All this the spirit knew, yet he'd been dogging this thief's steps since discovering him the key figure on his side of the field, fascinated and more than a little bit proud. So this might be who he had been, years ago...? He still couldn't be sure, couldn't know for certain if any of himself had ever belonged to this arrogant, wild, defiant man who'd dared stride into a throne room and declare himself a king. He thought he saw a little of himself in the tilt of the thief's head, every now and then; in the sly smirk that crept across his face, insanity slicing his expression in two; in the way he laughed in the face of adversity and knew himself strong enough for the task. But the thief wasn't laughing now.
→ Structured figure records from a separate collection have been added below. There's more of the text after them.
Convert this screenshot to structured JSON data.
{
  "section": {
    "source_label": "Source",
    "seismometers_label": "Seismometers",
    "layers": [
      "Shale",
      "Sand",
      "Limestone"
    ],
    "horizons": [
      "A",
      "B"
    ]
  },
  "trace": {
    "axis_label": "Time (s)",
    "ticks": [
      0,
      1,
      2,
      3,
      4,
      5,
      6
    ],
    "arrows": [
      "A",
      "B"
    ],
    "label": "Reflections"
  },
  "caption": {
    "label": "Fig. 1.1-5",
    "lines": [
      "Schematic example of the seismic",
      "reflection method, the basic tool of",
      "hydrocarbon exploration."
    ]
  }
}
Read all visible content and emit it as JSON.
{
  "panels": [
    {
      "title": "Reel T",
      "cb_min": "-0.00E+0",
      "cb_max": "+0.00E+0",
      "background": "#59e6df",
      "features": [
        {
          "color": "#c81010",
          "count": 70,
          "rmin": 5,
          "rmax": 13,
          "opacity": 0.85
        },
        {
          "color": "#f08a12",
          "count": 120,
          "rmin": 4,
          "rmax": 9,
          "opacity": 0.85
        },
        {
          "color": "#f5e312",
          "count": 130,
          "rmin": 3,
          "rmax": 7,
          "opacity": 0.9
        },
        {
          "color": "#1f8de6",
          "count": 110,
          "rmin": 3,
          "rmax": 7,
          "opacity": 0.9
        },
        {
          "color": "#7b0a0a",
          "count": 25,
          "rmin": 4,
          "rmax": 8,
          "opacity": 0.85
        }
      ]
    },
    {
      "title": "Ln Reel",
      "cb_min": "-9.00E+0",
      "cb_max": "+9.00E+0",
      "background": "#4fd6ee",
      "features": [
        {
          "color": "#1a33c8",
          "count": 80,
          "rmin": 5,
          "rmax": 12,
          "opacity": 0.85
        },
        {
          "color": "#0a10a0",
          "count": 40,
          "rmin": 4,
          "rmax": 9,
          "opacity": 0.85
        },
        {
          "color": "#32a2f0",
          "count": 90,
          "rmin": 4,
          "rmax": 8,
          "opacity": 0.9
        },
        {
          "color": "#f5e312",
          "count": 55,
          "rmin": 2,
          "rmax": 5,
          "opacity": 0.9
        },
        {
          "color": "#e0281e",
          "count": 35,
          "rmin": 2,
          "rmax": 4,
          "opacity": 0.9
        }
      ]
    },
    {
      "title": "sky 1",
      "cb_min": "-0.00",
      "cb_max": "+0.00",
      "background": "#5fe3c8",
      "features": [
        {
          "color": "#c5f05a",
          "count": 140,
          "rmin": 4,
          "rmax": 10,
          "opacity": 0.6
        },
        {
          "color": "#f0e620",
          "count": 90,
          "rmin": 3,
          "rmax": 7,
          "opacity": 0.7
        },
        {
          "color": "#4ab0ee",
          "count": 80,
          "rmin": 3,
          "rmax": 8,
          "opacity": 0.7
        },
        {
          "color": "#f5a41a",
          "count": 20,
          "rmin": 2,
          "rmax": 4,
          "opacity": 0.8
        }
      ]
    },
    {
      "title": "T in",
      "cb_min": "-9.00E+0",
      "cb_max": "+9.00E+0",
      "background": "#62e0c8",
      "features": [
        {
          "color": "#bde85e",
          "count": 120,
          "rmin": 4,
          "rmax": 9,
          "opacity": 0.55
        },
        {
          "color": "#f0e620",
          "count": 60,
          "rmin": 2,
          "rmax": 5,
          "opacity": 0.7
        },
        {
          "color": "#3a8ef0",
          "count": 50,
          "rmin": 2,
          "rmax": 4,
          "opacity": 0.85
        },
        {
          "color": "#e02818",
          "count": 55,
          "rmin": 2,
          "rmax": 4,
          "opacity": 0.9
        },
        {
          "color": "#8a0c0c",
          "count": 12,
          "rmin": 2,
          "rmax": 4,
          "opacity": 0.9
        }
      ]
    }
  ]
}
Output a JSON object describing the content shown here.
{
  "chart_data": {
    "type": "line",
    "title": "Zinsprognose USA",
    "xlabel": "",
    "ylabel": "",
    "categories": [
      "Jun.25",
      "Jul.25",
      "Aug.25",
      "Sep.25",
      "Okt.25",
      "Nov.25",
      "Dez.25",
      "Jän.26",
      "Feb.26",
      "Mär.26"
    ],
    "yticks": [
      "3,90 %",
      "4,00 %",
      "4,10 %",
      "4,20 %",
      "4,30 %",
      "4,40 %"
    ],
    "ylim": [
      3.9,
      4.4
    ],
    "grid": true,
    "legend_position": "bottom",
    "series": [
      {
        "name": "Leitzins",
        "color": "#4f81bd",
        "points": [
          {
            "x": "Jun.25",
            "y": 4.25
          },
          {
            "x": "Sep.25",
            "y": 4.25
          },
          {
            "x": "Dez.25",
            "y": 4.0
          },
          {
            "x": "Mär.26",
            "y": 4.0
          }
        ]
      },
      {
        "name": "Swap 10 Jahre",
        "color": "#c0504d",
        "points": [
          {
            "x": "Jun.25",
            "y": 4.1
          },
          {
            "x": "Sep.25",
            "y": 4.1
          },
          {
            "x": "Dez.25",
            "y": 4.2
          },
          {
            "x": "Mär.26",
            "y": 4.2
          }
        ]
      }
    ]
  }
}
The spirit wasn't, either.
"Was it my family who died too?" he asked, wondering whether it mattered - the answer to that question, at least, was "no" - and the thief gave no alternate reply. "Is my revenge yours, or do I just destroy because destruction is what I am?"
The thief was too busy watching his stomach dissolve, so the spirit shrugged, swept in low. Just another sacrifice, and he'd know everything soon enough. Once the god, the god he knew himself to be, returned, there'd be no more of this ridiculous softness over identity. They'd had a good run, this thief and he. But they couldn't fight fate.
"And yet, what is this whole game but me trying just that?" the spirit murmured, now face-to-face with the screaming thief. "I've inherited a piece of your soul after all, it seems."
Smirking wryly, the spirit leaned in to brush his mouth against the man's he once had been - and who had once been his.
But by then the thief's lips had turned to sand, too.